Pour répondre à une telle question, deux choses bien distinctes sont à considérer : sa personne et son sacerdoce.

1. La personne de ce prêtre

Un schismatique peut toujours – comme cela est nécessaire à son salut éternel – intégrer la sainte Église catholique. Il doit abjurer le schisme et se faire relever des censures qu’il a encourues. Cette absolution des censures est [relativement] facile, car il peut y avoir eu ignorance de la censure (ignorance qui fait que la censure n’est pas encourue — canon 2229  § 3) ; dans les circonstances présentes d’absence d’autorité pontificale, il y a cas urgent (canon 2254  § 1), et recours impossible à l’autorité (canon 2254  § 3).

La censure encourue par un schismatique est une excommunication spécialement réservée au Souverain Pontife.

Canon 2314

§ 1.  Tous les apostats de la foi chrétienne, tous les hérétiques ou schismatiques et chacun d’entre eux :

1°/  Encourent par le fait même une excommunication ;

2°/  Si après monition, ils ne viennent pas à résipiscence, qu’on les prive de tout bénéfice, dignité, pension, office ou autre charge, s’ils en avaient dans l’Église, et qu’on les déclare infâmes ; après deux monitions, ceux qui sont clercs doivent être déposés.

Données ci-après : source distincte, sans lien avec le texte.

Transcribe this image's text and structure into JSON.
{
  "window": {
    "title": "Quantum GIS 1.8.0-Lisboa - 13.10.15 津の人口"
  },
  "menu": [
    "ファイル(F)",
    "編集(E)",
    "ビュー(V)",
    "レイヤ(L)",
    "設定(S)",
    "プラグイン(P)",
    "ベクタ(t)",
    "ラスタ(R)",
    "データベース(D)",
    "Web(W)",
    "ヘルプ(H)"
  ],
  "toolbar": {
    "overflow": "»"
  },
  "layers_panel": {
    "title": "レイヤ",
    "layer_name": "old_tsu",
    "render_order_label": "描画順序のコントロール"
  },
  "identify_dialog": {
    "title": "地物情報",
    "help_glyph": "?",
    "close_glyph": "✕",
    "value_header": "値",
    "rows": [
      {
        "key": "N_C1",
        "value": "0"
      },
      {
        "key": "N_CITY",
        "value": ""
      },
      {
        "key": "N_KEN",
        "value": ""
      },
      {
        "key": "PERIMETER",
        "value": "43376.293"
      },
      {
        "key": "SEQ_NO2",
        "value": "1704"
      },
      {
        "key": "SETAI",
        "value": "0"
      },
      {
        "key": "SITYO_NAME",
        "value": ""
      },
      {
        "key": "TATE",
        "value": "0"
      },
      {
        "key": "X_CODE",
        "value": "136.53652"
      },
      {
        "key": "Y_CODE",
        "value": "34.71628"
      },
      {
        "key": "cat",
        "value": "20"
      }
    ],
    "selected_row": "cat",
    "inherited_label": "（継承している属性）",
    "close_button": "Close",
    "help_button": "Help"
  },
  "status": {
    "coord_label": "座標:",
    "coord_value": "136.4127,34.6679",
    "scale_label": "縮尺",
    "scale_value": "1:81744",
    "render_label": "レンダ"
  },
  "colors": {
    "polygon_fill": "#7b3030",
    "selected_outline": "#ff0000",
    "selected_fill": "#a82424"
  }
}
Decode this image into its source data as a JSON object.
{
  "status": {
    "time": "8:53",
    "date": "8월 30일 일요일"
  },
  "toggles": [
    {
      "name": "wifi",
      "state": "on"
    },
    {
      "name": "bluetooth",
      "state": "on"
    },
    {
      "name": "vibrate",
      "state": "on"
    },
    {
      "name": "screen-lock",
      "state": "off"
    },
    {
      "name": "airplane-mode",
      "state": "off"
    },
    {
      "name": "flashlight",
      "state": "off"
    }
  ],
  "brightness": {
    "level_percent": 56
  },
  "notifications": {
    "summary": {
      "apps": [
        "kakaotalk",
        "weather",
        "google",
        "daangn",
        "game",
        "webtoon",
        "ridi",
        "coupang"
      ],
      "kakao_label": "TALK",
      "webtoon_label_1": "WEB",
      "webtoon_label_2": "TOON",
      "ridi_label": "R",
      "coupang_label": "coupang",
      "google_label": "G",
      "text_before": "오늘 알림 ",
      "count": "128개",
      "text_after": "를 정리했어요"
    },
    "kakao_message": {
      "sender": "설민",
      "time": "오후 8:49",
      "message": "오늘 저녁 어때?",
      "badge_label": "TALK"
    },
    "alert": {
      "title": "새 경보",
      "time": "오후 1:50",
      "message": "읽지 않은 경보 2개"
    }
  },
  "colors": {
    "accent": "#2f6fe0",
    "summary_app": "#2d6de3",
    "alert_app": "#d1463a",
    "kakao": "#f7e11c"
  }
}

3°/  S’ils ont donné leur nom à une secte non catholique ou y ont publiquement adhéré, ils sont infâmes par le fait même ; en tenant compte de la prescription du Canon 188 n. 4, que les clercs, après une monition inefficace, soient dégradés.

§ 2.  L’absolution de cette excommunication, à accorder au for de la conscience, est spécialement réservée au Siège apostolique. Si cependant le délit d’apostasie, d’hérésie ou de schisme a été porté au for externe de l’Ordinaire du lieu, de n’importe quelle manière, même par un aveu volontaire, le même Ordinaire, mais non le vicaire général sans mandat spécial, peut, de son autorité ordinaire, absoudre au for externe le coupable venu à résipiscence après l’abjuration faite juridiquement et l’accomplissement des autres obligations du droit. Après cette absolution, le pénitent peut être absous de son péché au for de la conscience par n’importe quel confesseur. L’abjuration est tenue pour accomplie juridiquement, lorsqu’elle se fait devant l’Ordinaire du lieu ou son délégué ou au moins deux témoins. [Fin du canon 2314]

Il n’y a donc aucune difficulté à accepter de grand cœur et à chaleureusement féliciter une personne qui renie sincèrement le schisme pour intégrer la sainte Église catholique en se soumettant à sa loi ; c’est au contraire une grande miséricorde du Bon Dieu et un beau motif d’action de grâces.

2.  Le sacerdoce de ce prêtre

Il en va tout autrement de son sacerdoce, dont l’exercice lui est strictement interdit. En effet, il a contracté une irrégularité ex delicto (canon 985  § 3), qui est une inhabilité perpétuelle à tout exercice des saints ordres (canon 968  § 2). Perpétuelleveut dire que l’irrégularité ne cesse pas à la fin du schisme ou du scandale, mais uniquement par dispense (Capello, III, i, 7, 5 n. 281).

À la différence d’une censure comme l’excommunication, l’ignorance de l’existence de l’irrégularité n’empêche pas qu’elle ait été encourue (canon 988).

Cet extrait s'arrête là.